1.1 Notation and essential assumptions
- 假设 representation learning algorithm 的输入是 \(G = (V, E)\) 以及其对应的 binary adjacency matrix \(A\)
- 节点属性的实值矩阵是 \(X \in R^{m \times \vert V \vert}\)
- 目标是利用 \(A, X\) 中的信息将节点映射到 latent space \(R^d, d << \vert V \vert\)

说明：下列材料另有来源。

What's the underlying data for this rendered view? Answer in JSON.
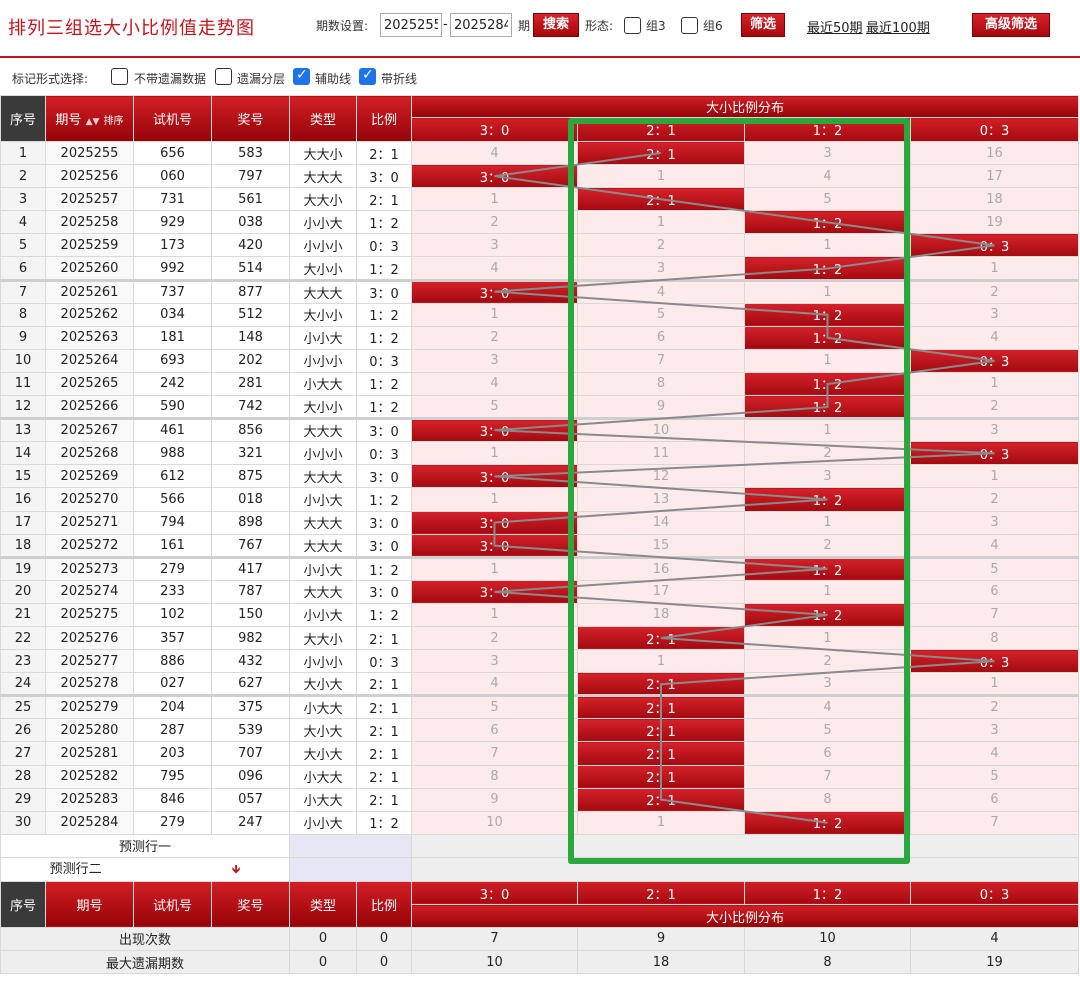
{
  "page": {
    "title": "排列三组选大小比例值走势图",
    "period_label": "期数设置:",
    "period_from": "2025255",
    "period_to": "2025284",
    "period_unit": "期",
    "search_label": "搜索",
    "shape_label": "形态:",
    "group3_label": "组3",
    "group6_label": "组6",
    "filter_label": "筛选",
    "recent50": "最近50期",
    "recent100": "最近100期",
    "advanced_label": "高级筛选"
  },
  "mark_bar": {
    "label": "标记形式选择:",
    "opt_no_missing": "不带遗漏数据",
    "opt_missing_layer": "遗漏分层",
    "opt_aux_line": "辅助线",
    "opt_polyline": "带折线",
    "checked": [
      false,
      false,
      true,
      true
    ]
  },
  "header": {
    "seq": "序号",
    "period": "期号",
    "sort": "排序",
    "trial": "试机号",
    "prize": "奖号",
    "type": "类型",
    "ratio": "比例",
    "dist_title": "大小比例分布",
    "dist_cols": [
      "3：0",
      "2：1",
      "1：2",
      "0：3"
    ]
  },
  "rows": [
    {
      "seq": "1",
      "period": "2025255",
      "trial": "656",
      "prize": "583",
      "type": "大大小",
      "ratio": "2：1",
      "dist": [
        "4",
        "2：1",
        "3",
        "16"
      ],
      "hit": 1
    },
    {
      "seq": "2",
      "period": "2025256",
      "trial": "060",
      "prize": "797",
      "type": "大大大",
      "ratio": "3：0",
      "dist": [
        "3：0",
        "1",
        "4",
        "17"
      ],
      "hit": 0
    },
    {
      "seq": "3",
      "period": "2025257",
      "trial": "731",
      "prize": "561",
      "type": "大大小",
      "ratio": "2：1",
      "dist": [
        "1",
        "2：1",
        "5",
        "18"
      ],
      "hit": 1
    },
    {
      "seq": "4",
      "period": "2025258",
      "trial": "929",
      "prize": "038",
      "type": "小小大",
      "ratio": "1：2",
      "dist": [
        "2",
        "1",
        "1：2",
        "19"
      ],
      "hit": 2
    },
    {
      "seq": "5",
      "period": "2025259",
      "trial": "173",
      "prize": "420",
      "type": "小小小",
      "ratio": "0：3",
      "dist": [
        "3",
        "2",
        "1",
        "0：3"
      ],
      "hit": 3
    },
    {
      "seq": "6",
      "period": "2025260",
      "trial": "992",
      "prize": "514",
      "type": "大小小",
      "ratio": "1：2",
      "dist": [
        "4",
        "3",
        "1：2",
        "1"
      ],
      "hit": 2
    },
    {
      "seq": "7",
      "period": "2025261",
      "trial": "737",
      "prize": "877",
      "type": "大大大",
      "ratio": "3：0",
      "dist": [
        "3：0",
        "4",
        "1",
        "2"
      ],
      "hit": 0
    },
    {
      "seq": "8",
      "period": "2025262",
      "trial": "034",
      "prize": "512",
      "type": "大小小",
      "ratio": "1：2",
      "dist": [
        "1",
        "5",
        "1：2",
        "3"
      ],
      "hit": 2
    },
    {
      "seq": "9",
      "period": "2025263",
      "trial": "181",
      "prize": "148",
      "type": "小小大",
      "ratio": "1：2",
      "dist": [
        "2",
        "6",
        "1：2",
        "4"
      ],
      "hit": 2
    },
    {
      "seq": "10",
      "period": "2025264",
      "trial": "693",
      "prize": "202",
      "type": "小小小",
      "ratio": "0：3",
      "dist": [
        "3",
        "7",
        "1",
        "0：3"
      ],
      "hit": 3
    },
    {
      "seq": "11",
      "period": "2025265",
      "trial": "242",
      "prize": "281",
      "type": "小大大",
      "ratio": "1：2",
      "dist": [
        "4",
        "8",
        "1：2",
        "1"
      ],
      "hit": 2
    },
    {
      "seq": "12",
      "period": "2025266",
      "trial": "590",
      "prize": "742",
      "type": "大小小",
      "ratio": "1：2",
      "dist": [
        "5",
        "9",
        "1：2",
        "2"
      ],
      "hit": 2
    },
    {
      "seq": "13",
      "period": "2025267",
      "trial": "461",
      "prize": "856",
      "type": "大大大",
      "ratio": "3：0",
      "dist": [
        "3：0",
        "10",
        "1",
        "3"
      ],
      "hit": 0
    },
    {
      "seq": "14",
      "period": "2025268",
      "trial": "988",
      "prize": "321",
      "type": "小小小",
      "ratio": "0：3",
      "dist": [
        "1",
        "11",
        "2",
        "0：3"
      ],
      "hit": 3
    },
    {
      "seq": "15",
      "period": "2025269",
      "trial": "612",
      "prize": "875",
      "type": "大大大",
      "ratio": "3：0",
      "dist": [
        "3：0",
        "12",
        "3",
        "1"
      ],
      "hit": 0
    },
    {
      "seq": "16",
      "period": "2025270",
      "trial": "566",
      "prize": "018",
      "type": "小小大",
      "ratio": "1：2",
      "dist": [
        "1",
        "13",
        "1：2",
        "2"
      ],
      "hit": 2
    },
    {
      "seq": "17",
      "period": "2025271",
      "trial": "794",
      "prize": "898",
      "type": "大大大",
      "ratio": "3：0",
      "dist": [
        "3：0",
        "14",
        "1",
        "3"
      ],
      "hit": 0
    },
    {
      "seq": "18",
      "period": "2025272",
      "trial": "161",
      "prize": "767",
      "type": "大大大",
      "ratio": "3：0",
      "dist": [
        "3：0",
        "15",
        "2",
        "4"
      ],
      "hit": 0
    },
    {
      "seq": "19",
      "period": "2025273",
      "trial": "279",
      "prize": "417",
      "type": "小小大",
      "ratio": "1：2",
      "dist": [
        "1",
        "16",
        "1：2",
        "5"
      ],
      "hit": 2
    },
    {
      "seq": "20",
      "period": "2025274",
      "trial": "233",
      "prize": "787",
      "type": "大大大",
      "ratio": "3：0",
      "dist": [
        "3：0",
        "17",
        "1",
        "6"
      ],
      "hit": 0
    },
    {
      "seq": "21",
      "period": "2025275",
      "trial": "102",
      "prize": "150",
      "type": "小小大",
      "ratio": "1：2",
      "dist": [
        "1",
        "18",
        "1：2",
        "7"
      ],
      "hit": 2
    },
    {
      "seq": "22",
      "period": "2025276",
      "trial": "357",
      "prize": "982",
      "type": "大大小",
      "ratio": "2：1",
      "dist": [
        "2",
        "2：1",
        "1",
        "8"
      ],
      "hit": 1
    },
    {
      "seq": "23",
      "period": "2025277",
      "trial": "886",
      "prize": "432",
      "type": "小小小",
      "ratio": "0：3",
      "dist": [
        "3",
        "1",
        "2",
        "0：3"
      ],
      "hit": 3
    },
    {
      "seq": "24",
      "period": "2025278",
      "trial": "027",
      "prize": "627",
      "type": "大小大",
      "ratio": "2：1",
      "dist": [
        "4",
        "2：1",
        "3",
        "1"
      ],
      "hit": 1
    },
    {
      "seq": "25",
      "period": "2025279",
      "trial": "204",
      "prize": "375",
      "type": "小大大",
      "ratio": "2：1",
      "dist": [
        "5",
        "2：1",
        "4",
        "2"
      ],
      "hit": 1
    },
    {
      "seq": "26",
      "period": "2025280",
      "trial": "287",
      "prize": "539",
      "type": "大小大",
      "ratio": "2：1",
      "dist": [
        "6",
        "2：1",
        "5",
        "3"
      ],
      "hit": 1
    },
    {
      "seq": "27",
      "period": "2025281",
      "trial": "203",
      "prize": "707",
      "type": "大小大",
      "ratio": "2：1",
      "dist": [
        "7",
        "2：1",
        "6",
        "4"
      ],
      "hit": 1
    },
    {
      "seq": "28",
      "period": "2025282",
      "trial": "795",
      "prize": "096",
      "type": "小大大",
      "ratio": "2：1",
      "dist": [
        "8",
        "2：1",
        "7",
        "5"
      ],
      "hit": 1
    },
    {
      "seq": "29",
      "period": "2025283",
      "trial": "846",
      "prize": "057",
      "type": "小大大",
      "ratio": "2：1",
      "dist": [
        "9",
        "2：1",
        "8",
        "6"
      ],
      "hit": 1
    },
    {
      "seq": "30",
      "period": "2025284",
      "trial": "279",
      "prize": "247",
      "type": "小小大",
      "ratio": "1：2",
      "dist": [
        "10",
        "1",
        "1：2",
        "7"
      ],
      "hit": 2
    }
  ],
  "predict": {
    "row1": "预测行一",
    "row2": "预测行二"
  },
  "stats": {
    "occurrence_label": "出现次数",
    "occurrence": [
      "0",
      "0",
      "7",
      "9",
      "10",
      "4"
    ],
    "max_missing_label": "最大遗漏期数",
    "max_missing": [
      "0",
      "0",
      "10",
      "18",
      "8",
      "19"
    ]
  },
  "colors": {
    "brand_red": "#c5141c",
    "highlight_green": "#2aa83d",
    "hit_cell_red": "#d6212a",
    "miss_cell_pink": "#fdeaea"
  }
}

- 我们所讨论的大多方法是以无监督方式来利用信息 \(A, X\)
- 我们也会讨论一些监督方法,它们会利用标记信息来辅助优化 Embedding
2 Embedding nodes
- Node Embedding 的目标是将节点映射到可以反映节点结构信息的低维空间
- Embedding 的过程可以看做是将节点 projecting/encoding 到一个 latent space
2.1 Overview of approaches: An encoder-decoder perspective
Embedding 方法层出不穷,但我们于此提出一个统一框架(encoder-decoder)以整合众多方法。
Encoder-Decoder Framework
- Encoder: \(V \rightarrow R^d, \ Enc(v) \rightarrow Z_v\)

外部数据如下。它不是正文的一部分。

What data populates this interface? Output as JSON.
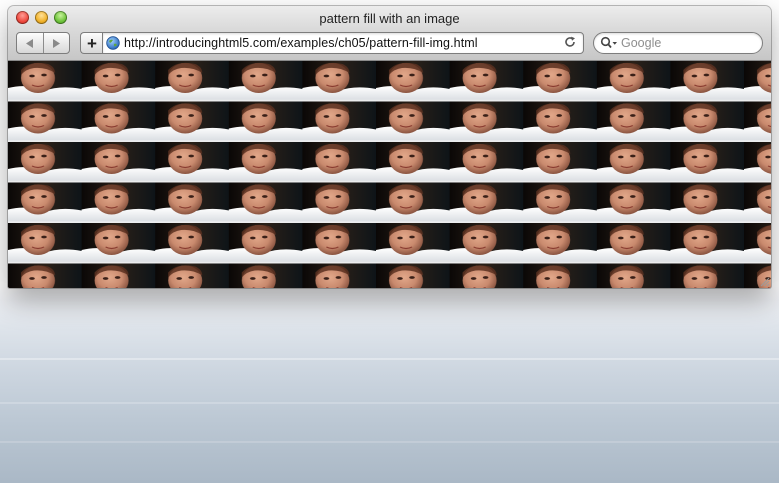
{
  "window": {
    "title": "pattern fill with an image",
    "traffic_lights": [
      {
        "name": "close",
        "color": "#ee4a3f"
      },
      {
        "name": "minimize",
        "color": "#f1b22a"
      },
      {
        "name": "zoom",
        "color": "#6fc43c"
      }
    ]
  },
  "toolbar": {
    "back_icon": "back-arrow-icon",
    "forward_icon": "forward-arrow-icon",
    "add_label": "+",
    "url": "http://introducinghtml5.com/examples/ch05/pattern-fill-img.html",
    "site_icon": "globe-icon",
    "reload_icon": "reload-icon",
    "search_placeholder": "Google",
    "search_icon": "magnifier-dropdown-icon"
  },
  "content": {
    "description_icon": "tiled-photo-pattern",
    "colors": {
      "skin": "#c98a6e",
      "shirt": "#f2f4f6",
      "background": "#120d08"
    }
  }
}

- Decoder: \(R^d \times R^d \rightarrow R^+, \ Dec(Z_v, Z_u) \rightarrow reconstruction(v, u)\)
- 该框架的 intuition 是 如果我们能从 latent space 恢复原始空间的结构信息,那么这个 latent space 必然包含机器学习算法所必须的结构信息
- 该框架的本质是实现了从原始空间的 similarity 到新空间 similarity 的 reconstruction
- 该框架的学习目标是 \(Dec(Enc(v), Enc(u)) \rightarrow S_G (v, u)\),其中 \(S_G\) 是用户定义的原始图的节点结构矩阵。
- 该框架的损失函数是 \(L = \sum_{(u, v) \in V \times V} loss(Dec(Enc(v), Enc(u)), S_G(v, u))\)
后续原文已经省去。